Es una mañana templada de primavera. Sopla una brisa suave, y la temperatura es ideal para estar en la calle. Nubes altas, indolentes y deshilachadas coronan –alabado sea el sintagma verbal– el cielo de un barrio de Madrid. El lugar es, quizá, lo de menos: en estas circunstancias imagino que todos los paisajes de la gran ciudad son sospechosamente parecidos. Aprovecho el recado matutino para deshacerme de tres bolsas de basura y cadáveres de cartón de embalar, sin olvidarme de comprobar que la batería del coche sigue viva. Acto seguido, antes de que me entre la neura por abusar del tiempo fuera del reducto de mis cuatro paredes, me pongo en la cola de la frutería. Que, por cierto, a estas alturas ya está concurrida –aunque sus integrantes, en estricta observancia de la distancia de seguridad, tengamos que comunicarnos por señales de humo–. El panorama es el propio de los tiempos que corren: de entre los que estamos, la mitad más uno lleva mascarillas de distinto pelaje, no pocos lucimos guantes y todos, sin excepción, una solemne cara de circunstancias.

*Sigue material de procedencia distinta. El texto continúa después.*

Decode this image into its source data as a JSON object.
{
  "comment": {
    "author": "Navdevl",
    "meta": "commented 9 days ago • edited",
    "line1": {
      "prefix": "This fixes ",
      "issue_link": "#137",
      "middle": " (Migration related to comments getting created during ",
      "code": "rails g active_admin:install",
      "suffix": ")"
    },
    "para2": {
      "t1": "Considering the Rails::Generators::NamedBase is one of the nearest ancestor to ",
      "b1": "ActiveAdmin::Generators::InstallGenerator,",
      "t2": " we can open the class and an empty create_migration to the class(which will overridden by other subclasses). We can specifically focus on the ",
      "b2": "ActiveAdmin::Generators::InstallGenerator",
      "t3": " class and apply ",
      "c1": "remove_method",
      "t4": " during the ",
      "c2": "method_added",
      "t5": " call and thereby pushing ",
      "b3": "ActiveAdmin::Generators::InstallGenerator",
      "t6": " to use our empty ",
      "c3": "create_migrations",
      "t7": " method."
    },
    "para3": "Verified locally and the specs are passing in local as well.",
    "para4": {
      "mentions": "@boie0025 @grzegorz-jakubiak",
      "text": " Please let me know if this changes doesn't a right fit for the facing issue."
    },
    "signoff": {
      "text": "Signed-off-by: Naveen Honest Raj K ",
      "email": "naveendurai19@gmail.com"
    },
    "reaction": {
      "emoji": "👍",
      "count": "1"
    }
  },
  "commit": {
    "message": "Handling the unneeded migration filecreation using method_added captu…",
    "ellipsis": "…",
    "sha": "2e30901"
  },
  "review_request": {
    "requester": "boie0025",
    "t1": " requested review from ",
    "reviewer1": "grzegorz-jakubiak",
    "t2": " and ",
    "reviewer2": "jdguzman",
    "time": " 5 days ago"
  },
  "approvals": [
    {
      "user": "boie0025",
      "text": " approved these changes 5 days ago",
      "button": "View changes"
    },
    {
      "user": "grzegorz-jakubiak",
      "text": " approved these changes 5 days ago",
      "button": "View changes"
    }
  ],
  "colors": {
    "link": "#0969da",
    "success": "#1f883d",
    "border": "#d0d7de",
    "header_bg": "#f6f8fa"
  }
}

Me entretengo con el móvil; a las once y pico los medios escupirán una versión actualizada del descorazonador minuto y resultado de nuestro día de la marmota: nuevos infectados, vidas que se apagan sin dar un último adiós a sus allegados, y la esperanza de los recuperados –símbolo de la contumaz lucha de los soldados de la bata blanca y su resistencia en primera línea–.

Los propietarios de negocio, marroquíes con salero en el arte de vender, animan a la clientela a que transiten –uno a uno– y comprueben el género. Trasiegan mercancía, reponen y avisan de las promociones con una profesionalidad y eficacia que extienden más allá de sus dominios; verbigracia: sobre la acera de la calle han cortado y pegado tiras equidistantes de cinta de carrocero para organizar la espera. En el cristal y la puerta del comercio se alternan ofertas y carteles avisando del aforo limitado. Hay, además, un imperceptible escalón que separa la calle de la tienda. Sobre él aguarda, paciente, un hombre de avanzada edad. Se apoya trabajosamente en un bastón, mientras porfía para ponerse los guantes de plástico transparente que se dispensan en la entrada.

–Hola, capitán –le saluda con sonoro acento y marcado respeto el que está en la caja–. ¿Cómo si encuentra hoy?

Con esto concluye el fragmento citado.